The dye is a pink-red powder and dyes cotton, reddish-yellow vat in pure pink shades of very good fastness. It is also very easy to print. The dye can also be used well in the form of the leukoshalic acid ester: if the 33.05 g of qs-methyl-6-chlorothionaphthenquinone-p-dimethylaminoanil is replaced by 317.5 g of [methyl-6-bromothionaphthenquinone-p-dimethylaminoanil], one obtains a very similar dye.

The same dye as in paragraph I is obtained by using the indicated Mixture of oxythionaphthenes first in a mixture of the corresponding p: D @ imethylaminoanile transferred and this with 4-methyl-6-chloro-3-oxythionaphthen or: its. Carboxylic acid condensed.

The oxytihionaphthene mixture used in the present example can be obtained as follows o-nitrotoluene is at a moderate temperature in the presence chlorinated by halogen carriers. A mixture is obtained which contains around 66% 6-chloro-2-nitroz-niet'hylbenzene and around 3q.0 / 0 q.-chloro-, 2.-nitro-I-methylbenzene. This mixture will reduced, the amine mixture obtained is diazotized and reacted with xanthates and further processed in the usual way to form a mixture of the corresponding Oxyt'hionap'hthene. Examples 19.85 g of the dry oxythionaphthene mixture used in Example i are with 34e5 g of 5 - chlorine -4, 7 - dimeth @ lthionaphthenchinon - p - dimethylaminoanil in 400 ccm of chlorobenzene at 80 to & 2 ° during, I stirred for hours. Drer in good yield - obtained red dye gives on cotton and other cellulosic Textiles a strong red with good fastness properties. the The color matches that of the pure 6-chloro-7-methylfhioindoxyl dye match.

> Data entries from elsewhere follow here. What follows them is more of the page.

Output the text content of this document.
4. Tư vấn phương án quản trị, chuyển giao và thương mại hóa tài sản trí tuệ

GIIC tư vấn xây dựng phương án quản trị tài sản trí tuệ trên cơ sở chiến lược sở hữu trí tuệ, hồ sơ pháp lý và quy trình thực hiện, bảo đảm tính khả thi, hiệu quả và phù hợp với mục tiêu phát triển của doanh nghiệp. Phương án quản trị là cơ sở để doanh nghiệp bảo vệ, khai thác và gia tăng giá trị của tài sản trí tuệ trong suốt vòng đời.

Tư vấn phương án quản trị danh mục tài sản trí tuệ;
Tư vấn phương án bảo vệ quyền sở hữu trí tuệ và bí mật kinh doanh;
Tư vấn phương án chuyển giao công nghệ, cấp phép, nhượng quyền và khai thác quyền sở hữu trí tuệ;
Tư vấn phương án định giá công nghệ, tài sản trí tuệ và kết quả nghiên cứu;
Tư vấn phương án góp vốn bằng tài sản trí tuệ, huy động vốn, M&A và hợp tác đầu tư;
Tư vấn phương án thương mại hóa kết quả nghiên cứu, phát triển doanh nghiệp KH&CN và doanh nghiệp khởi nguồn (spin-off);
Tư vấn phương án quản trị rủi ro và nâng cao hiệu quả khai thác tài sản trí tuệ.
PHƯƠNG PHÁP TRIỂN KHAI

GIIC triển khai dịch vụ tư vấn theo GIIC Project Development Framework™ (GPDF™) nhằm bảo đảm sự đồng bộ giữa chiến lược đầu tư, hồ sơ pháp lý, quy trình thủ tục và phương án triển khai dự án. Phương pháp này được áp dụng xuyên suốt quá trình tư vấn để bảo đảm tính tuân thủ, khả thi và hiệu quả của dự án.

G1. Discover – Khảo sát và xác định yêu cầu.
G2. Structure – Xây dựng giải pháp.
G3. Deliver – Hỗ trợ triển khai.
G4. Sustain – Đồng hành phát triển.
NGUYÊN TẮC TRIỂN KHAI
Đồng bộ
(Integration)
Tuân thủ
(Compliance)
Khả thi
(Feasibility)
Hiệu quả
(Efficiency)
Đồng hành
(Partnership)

EXAMPLE 3 19.85 g of the oxythionaphthene mixture used in Example i are stirred with 36.6 g of p-dimethylaminoanil of i-chloro-2,3-naphthioindoxyl in 500 cc of chlorobenzene for 14 hours at 80 to 8 °. The violet dye formed in good yield is filtered off and washed with the solvent. It dyes cotton and other textiles in beautiful purple tones with very good fastness properties, just like the dye made from pure 6-chloro-7-methyl-3-oxythionaphthene.

If 33.2 g of p-dimethylaminoanil des 2, i-naphthioindoxyls are used instead of the 36.6 g of the specified anil, one in shades of Bordeaux is obtained coloring dye.

Claims (2)

PATENT CLAIMS: i. Process for the production of thioindigoid dyes, characterized in that mixtures of halogenated 7-methyl-3-oxythionaphthes are the halogen of which is partly in the 6-position and partly in the 4-position, optionally in the form reactive derivatives, with suitable for the production of thioindigoid dyes Components combined and optionally the resulting dyes in leuco ester salts convicted. 2. The method according to claim i, characterized by the use of the correspondingly chlorinated 7-methyl-3-oxythionaphthene.